Easter 2016 – “A course! A course! My Kingdom for a course!”

Welcome to our Easter edition featuring music from 6 Shakespeare plays and adaptations! Come and join us and celebrate the 400th anniversary of the bard’s death.

If music be the food of love…then we’ll gladly play on all of the following:

from “Mid-Summer Night’s Dream”

Composed by Felix Mendelssohn some 180 years after the play was written, the incidental music comprises many masterpieces including “The Wedding March” (below by Claudio Abbado and the Berlin Philarmonic) and “The Dance of the Clowns” (rest assured, we won’t play it that fast!).

from “Henry V”

Directed by Laurence Olivier in 1944, this first version was featuring the wonderful score created by William Walton. We will play the romantic second movement untitled “Touch her soft lips and part”.
Below is a good genre cross-over illustration with the Jazz version of the same tune by drummer Peter Erskine and saxophonist Joe Lovano.

from “Romeo and Juliet”

It’s only been two years since we used several tunes from “West Side Story” so we’ll only feature the lovely duet “tonight” as part of our choir numbers. The Glee version below skips the long introduction just like we will:

from “The Taming of the Shrew”

well…actually it’s from its Broadway adapation by Cole Porter, famously known as “Kiss me Kate” from which we will use 3 tunes – “Another op’nin, another show”, “Wunderbar” and inevitably, the geezers number…”Brush up your Shakespeare”! We’ll play the first two and sing the last one!
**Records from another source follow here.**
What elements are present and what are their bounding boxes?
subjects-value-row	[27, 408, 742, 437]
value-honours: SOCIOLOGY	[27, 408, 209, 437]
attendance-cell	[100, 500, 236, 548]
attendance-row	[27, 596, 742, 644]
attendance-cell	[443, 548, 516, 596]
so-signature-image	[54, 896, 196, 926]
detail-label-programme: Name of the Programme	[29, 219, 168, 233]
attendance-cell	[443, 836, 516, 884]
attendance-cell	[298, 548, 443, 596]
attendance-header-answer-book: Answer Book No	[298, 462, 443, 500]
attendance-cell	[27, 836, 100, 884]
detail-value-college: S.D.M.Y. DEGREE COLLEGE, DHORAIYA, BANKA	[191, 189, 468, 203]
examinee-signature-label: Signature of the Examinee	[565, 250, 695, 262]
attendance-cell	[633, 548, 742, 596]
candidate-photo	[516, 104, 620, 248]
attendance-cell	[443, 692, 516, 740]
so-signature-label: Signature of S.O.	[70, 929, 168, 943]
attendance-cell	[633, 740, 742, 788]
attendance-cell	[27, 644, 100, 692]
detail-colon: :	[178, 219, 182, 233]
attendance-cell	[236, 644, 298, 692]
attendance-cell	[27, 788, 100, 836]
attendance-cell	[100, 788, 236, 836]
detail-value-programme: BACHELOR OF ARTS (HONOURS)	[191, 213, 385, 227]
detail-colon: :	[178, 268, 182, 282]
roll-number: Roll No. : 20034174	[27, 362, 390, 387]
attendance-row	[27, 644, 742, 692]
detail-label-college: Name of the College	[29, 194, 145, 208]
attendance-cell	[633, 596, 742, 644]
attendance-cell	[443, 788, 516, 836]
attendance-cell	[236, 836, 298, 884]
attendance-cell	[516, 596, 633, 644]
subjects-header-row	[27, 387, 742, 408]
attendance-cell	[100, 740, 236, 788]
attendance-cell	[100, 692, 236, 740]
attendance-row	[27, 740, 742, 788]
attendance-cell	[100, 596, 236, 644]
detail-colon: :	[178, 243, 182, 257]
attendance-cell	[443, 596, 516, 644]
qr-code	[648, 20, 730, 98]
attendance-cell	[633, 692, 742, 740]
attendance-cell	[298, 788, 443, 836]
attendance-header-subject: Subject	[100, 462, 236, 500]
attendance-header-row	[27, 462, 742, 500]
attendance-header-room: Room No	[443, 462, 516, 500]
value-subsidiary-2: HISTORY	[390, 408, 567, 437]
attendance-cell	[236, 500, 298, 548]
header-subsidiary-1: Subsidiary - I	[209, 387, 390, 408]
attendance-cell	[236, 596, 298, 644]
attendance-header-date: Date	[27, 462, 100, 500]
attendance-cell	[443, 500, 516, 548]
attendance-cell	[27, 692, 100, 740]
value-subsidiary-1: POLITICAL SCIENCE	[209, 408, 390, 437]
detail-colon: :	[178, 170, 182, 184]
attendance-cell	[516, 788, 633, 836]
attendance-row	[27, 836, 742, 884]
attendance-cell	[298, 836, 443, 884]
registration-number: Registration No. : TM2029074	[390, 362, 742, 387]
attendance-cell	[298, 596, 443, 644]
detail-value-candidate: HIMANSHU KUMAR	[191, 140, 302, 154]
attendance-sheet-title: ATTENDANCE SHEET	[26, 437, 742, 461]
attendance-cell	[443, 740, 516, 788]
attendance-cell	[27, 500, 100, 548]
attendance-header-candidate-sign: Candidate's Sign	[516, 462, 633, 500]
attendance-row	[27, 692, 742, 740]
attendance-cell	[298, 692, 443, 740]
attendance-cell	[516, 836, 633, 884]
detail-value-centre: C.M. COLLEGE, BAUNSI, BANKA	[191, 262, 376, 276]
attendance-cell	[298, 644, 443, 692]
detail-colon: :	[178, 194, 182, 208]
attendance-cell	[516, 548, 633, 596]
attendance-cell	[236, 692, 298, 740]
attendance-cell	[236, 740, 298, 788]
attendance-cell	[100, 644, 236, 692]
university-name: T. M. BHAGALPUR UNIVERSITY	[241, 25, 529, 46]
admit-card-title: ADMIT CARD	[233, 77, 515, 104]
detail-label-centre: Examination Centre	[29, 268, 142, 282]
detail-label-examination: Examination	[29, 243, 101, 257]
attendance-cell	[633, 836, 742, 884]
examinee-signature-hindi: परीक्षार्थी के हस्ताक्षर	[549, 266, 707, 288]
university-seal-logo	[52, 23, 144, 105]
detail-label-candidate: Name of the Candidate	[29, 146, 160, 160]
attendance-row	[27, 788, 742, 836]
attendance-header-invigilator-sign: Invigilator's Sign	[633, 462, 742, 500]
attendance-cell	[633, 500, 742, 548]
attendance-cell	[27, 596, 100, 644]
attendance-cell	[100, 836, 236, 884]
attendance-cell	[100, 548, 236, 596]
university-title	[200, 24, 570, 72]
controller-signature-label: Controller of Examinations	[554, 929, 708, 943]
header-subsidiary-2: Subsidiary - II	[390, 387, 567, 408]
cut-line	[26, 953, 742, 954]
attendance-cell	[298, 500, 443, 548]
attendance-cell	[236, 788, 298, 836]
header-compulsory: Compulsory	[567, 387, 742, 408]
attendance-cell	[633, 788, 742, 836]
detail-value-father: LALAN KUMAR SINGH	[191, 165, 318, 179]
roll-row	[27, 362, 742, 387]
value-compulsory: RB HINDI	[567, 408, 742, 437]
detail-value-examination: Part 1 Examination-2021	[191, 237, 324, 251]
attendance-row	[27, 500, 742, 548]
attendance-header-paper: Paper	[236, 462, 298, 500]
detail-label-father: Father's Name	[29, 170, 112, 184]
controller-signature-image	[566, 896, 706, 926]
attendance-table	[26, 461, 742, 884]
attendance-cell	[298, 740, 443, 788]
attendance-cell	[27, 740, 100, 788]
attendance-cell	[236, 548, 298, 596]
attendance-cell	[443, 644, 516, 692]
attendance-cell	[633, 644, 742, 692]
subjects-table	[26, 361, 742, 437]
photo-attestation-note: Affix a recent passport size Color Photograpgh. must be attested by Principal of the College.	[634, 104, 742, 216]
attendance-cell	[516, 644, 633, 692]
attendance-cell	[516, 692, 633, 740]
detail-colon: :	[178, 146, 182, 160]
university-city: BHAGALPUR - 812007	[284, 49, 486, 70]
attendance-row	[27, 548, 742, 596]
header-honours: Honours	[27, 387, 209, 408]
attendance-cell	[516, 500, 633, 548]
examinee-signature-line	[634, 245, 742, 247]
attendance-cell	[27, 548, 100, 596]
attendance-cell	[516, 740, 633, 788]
from “The Comedy of Errors”

yet another musical theatre adaptation with music by Richard Rogers, the “Boys from Syracuse” feature several standards including the up-tempo Jazz tune “This can’t be love”. Here’s the great Tony Bennett’s version:

and…from “Hamlet”

a mystery tune made up of famous jazz tunes by the likes of John Coltrane, Sonny Rollins and Milt Jackson to name a few.

 

Eventually, we will offer a gorgeous Elizabethan love song by 16th century poet Thomas Campion initially written for Luth and voice, entitled “Oft have I sigh’d”.